Le cas singulier de Benjamin T.

Catherine Rolland

Le cas singulier de Benjamin T.

Editions Les Escales – 2018

 

Quels symptômes associez-vous à l’épilepsie ? Les crises ? Les risques d’asphyxie ? Les visions d’un passé vieux de soixante-dix ans ? Ah non, pas ce dernier ? Bizarre. Ça veut dire que vous n’avez pas rencontré Benjamin T. Ni en 2014, ni en 1944.

Car Benjamin oscille entre deux mondes, bien malgré lui, après avoir été intégré dans un protocole pour tester un médicament révolutionnaire. Il ne contrôle pas ses passages d’une vie à l’autre, au point que j’ai moi-même été de nombreuses fois prise littéralement par surprise lorsque Catherine Rolland opère ce basculement par le simple jeu des mots.
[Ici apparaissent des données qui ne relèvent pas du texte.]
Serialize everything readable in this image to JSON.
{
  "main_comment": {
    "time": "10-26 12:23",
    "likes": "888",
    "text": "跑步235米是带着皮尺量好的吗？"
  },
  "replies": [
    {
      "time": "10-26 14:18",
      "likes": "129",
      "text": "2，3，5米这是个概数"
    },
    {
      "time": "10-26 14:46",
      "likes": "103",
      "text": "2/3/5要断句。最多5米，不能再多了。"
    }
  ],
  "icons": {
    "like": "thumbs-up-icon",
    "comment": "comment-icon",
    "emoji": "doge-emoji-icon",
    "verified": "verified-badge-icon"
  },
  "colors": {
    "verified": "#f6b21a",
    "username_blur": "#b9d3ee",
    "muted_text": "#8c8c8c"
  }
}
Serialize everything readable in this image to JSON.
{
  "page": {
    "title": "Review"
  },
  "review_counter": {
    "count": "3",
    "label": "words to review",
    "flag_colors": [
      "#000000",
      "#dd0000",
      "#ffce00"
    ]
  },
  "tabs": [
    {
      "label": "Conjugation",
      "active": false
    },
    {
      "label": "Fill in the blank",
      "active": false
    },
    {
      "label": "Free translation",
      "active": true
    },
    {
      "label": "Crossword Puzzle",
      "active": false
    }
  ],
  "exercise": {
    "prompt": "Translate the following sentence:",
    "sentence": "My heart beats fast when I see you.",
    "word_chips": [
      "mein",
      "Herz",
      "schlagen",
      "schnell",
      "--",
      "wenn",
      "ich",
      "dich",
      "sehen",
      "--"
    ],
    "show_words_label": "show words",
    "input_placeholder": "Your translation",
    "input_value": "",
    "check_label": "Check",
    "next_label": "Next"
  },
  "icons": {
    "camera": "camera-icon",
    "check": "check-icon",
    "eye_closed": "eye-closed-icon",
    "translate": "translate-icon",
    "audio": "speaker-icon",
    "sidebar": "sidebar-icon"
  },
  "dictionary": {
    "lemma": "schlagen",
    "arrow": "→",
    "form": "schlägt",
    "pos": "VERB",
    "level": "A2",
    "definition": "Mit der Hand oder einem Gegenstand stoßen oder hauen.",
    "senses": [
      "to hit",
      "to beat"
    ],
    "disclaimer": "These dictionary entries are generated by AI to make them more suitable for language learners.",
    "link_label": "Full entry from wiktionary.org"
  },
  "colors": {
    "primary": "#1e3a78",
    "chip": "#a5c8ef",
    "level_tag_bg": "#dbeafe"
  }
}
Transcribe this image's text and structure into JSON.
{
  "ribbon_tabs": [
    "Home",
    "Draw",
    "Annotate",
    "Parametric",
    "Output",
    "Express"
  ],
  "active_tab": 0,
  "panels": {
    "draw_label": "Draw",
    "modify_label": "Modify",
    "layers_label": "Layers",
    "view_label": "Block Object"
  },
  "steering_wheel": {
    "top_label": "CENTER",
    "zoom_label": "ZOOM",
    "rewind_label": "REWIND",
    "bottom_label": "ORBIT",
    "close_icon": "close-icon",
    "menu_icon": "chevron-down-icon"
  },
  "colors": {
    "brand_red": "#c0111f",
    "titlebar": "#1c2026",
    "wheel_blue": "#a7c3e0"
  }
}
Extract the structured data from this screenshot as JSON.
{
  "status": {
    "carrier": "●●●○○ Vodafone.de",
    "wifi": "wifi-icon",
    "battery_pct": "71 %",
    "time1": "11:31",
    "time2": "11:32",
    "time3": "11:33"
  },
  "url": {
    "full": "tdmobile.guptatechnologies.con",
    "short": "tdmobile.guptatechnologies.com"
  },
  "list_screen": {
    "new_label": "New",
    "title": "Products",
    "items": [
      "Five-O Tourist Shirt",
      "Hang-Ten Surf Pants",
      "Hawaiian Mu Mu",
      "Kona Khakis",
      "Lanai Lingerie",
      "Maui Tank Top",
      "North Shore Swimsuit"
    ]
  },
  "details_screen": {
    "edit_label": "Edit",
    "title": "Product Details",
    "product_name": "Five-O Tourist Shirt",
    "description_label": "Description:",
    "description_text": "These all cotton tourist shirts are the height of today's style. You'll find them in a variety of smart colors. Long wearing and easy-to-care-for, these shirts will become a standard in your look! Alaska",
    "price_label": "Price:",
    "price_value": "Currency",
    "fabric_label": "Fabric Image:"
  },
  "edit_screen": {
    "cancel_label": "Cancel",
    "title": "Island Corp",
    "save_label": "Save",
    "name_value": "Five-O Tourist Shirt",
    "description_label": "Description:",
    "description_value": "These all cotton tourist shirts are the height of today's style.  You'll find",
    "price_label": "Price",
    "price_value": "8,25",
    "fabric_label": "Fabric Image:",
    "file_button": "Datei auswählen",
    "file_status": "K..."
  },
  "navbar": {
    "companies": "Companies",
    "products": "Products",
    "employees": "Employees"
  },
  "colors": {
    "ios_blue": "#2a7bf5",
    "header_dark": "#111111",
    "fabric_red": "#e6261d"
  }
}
Pauvre Benjamin, mari, père et salarié malheureux en 2014, résistant courageux en 1944. Je me suis étonnée de mon empathie pour le héros, pour ses péripéties contemporaines que je ne souhaiterais pas à mon pire ennemi, pour ses aventures pendant la Deuxième Guerre mondiale aussi. Au fur et à mesure de ma lecture, je me suis prise de passion pour sa vie passée. Ce n’est qu’un mirage, certes, mais tout de même, on veut savoir : le groupe de résistants réussira-t-il à atteindre la Suisse à travers les cols alpins enneigés ? Qu’adviendra-t-il de Benjamin et de son entourage, à l’une ou l’autre des deux époques ?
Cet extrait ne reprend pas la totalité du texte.